Note:
I like to phrase things as punchy commands but it's all just my preference. My personal style is constantly evolving.
My motto is a twist on the Zen of Python
If the implementation is hard to understand, it's bad.
If the implementation is easy to understand, it may be good.
Style Guide
List comprehensions are your bread and butter. Structure them like a SQL query.
cleaned_emails = [
email.strip()
for email
in emails
if '@test.com' not in email
]
Give the The Numpy docstring style a try.
def clean_emails(emails):
"""Clean up emails from source database
Parameters
----------
emails : list
Raw email addresses
Returns
-------
cleaned_emails : list
Cleaned email addresses
"""
cleaned_emails = [
email.strip()
for email
in emails
if '@test.com' not in email
]
return cleaned_emails
Naming things is hard. Do it well! Conserve your colleagues' brainpower: if a function has a good name and docstring then they don't have to understand how it works to understand what it does.

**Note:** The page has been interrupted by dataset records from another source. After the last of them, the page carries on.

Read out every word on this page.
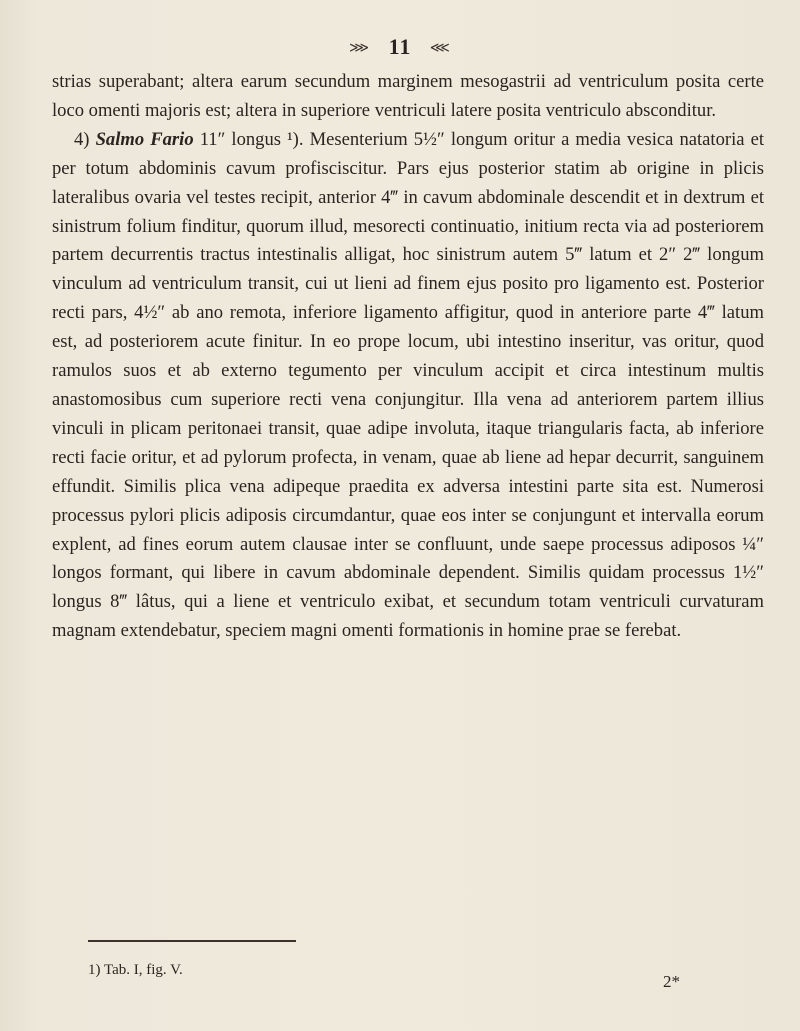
⋙ 11 ⋘

strias superabant; altera earum secundum marginem mesogastrii ad ventriculum posita certe loco omenti majoris est; altera in superiore ventriculi latere posita ventriculo absconditur.

4) Salmo Fario 11″ longus ¹). Mesenterium 5½″ longum oritur a media vesica natatoria et per totum abdominis cavum profisciscitur. Pars ejus posterior statim ab origine in plicis lateralibus ovaria vel testes recipit, anterior 4‴ in cavum abdominale descendit et in dextrum et sinistrum folium finditur, quorum illud, mesorecti continuatio, initium recta via ad posteriorem partem decurrentis tractus intestinalis alligat, hoc sinistrum autem 5‴ latum et 2″ 2‴ longum vinculum ad ventriculum transit, cui ut lieni ad finem ejus posito pro ligamento est. Posterior recti pars, 4½″ ab ano remota, inferiore ligamento affigitur, quod in anteriore parte 4‴ latum est, ad posteriorem acute finitur. In eo prope locum, ubi intestino inseritur, vas oritur, quod ramulos suos et ab externo tegumento per vinculum accipit et circa intestinum multis anastomosibus cum superiore recti vena conjungitur. Illa vena ad anteriorem partem illius vinculi in plicam peritonaei transit, quae adipe involuta, itaque triangularis facta, ab inferiore recti facie oritur, et ad pylorum profecta, in venam, quae ab liene ad hepar decurrit, sanguinem effundit. Similis plica vena adipeque praedita ex adversa intestini parte sita est. Numerosi processus pylori plicis adiposis circumdantur, quae eos inter se conjungunt et intervalla eorum explent, ad fines eorum autem clausae inter se confluunt, unde saepe processus adiposos ¼″ longos formant, qui libere in cavum abdominale dependent. Similis quidam processus 1½″ longus 8‴ lâtus, qui a liene et ventriculo exibat, et secundum totam ventriculi curvaturam magnam extendebatur, speciem magni omenti formationis in homine prae se ferebat.

1) Tab. I, fig. V.
2*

Use SQL where possible, it's more readable than the PySpark equivalent.
user_df = spark.sql("""
SELECT id,
created_at,
dt AS partition
FROM users
WHERE updated_at IS NOT NULL
""")
Distinguish between Spark DataFrames and Pandas DataFrames when mixing the two.
user_pdf = user_df.toPandas()
Other Spark preferences: Distinguish between Spark DataFrames and Pandas DataFrames when mixing the two.
import pyspark
import pyspark.sql.types as T
import pyspark.sql.functions as F
As the documentation says, the preferred entry point for Spark is through spark
.
# Yes
df = spark.read.parquet()
rdd = spark.sparkContext.sequenceFile()
df = spark.sql("""SELECT * FROM users""")
# No
df = sc.read.parquet()
sparkContext
df = sqlContext.sql("""SELECT * FROM users""")
df = hiveContext.sql("""SELECT * FROM users""")
Writing Scripts
Start with functions. If you find yourself passing several parameters between functions then make a class.
Let's say you have a PySpark script called anonymize_emails.py
which needs a date and a database.
import sys
import pyspark
if __name__ == '__main__':
_, database, date = sys.argv
spark = pyspark.sql.SparkSession.builder\
.appName('Anonymize Emails for {}'.format(date))\
.getOrCreate()
anonymize_emails(spark, database, date)
Explicitly ignore extra parameters if you want.
_, database, date, *_ = sys.argv
I'm not a huge fan of the trailing backslash for new lines but it's common in Spark and growing on me. For Pandas I still prefer to use parentheses. In any case put each operation on new line.
(df[['user_id', 'time_on_page']]
.groupby('user_id')
.mean()
.to_csv('average_time_on_page.csv')
)
Jupyter Notebooks are your friend. Especially for data science you'll want to iterate: see what's in the data, check the processing did what you think it did, and see how long each chunk of code takes to run. Super helpful for development! What's a natural chunk of code? A function, of course.
Once everything is working clean up the notebook and add some nice comments and descriptive text. Now you're ready to transfer this code to a proper script and deploy it.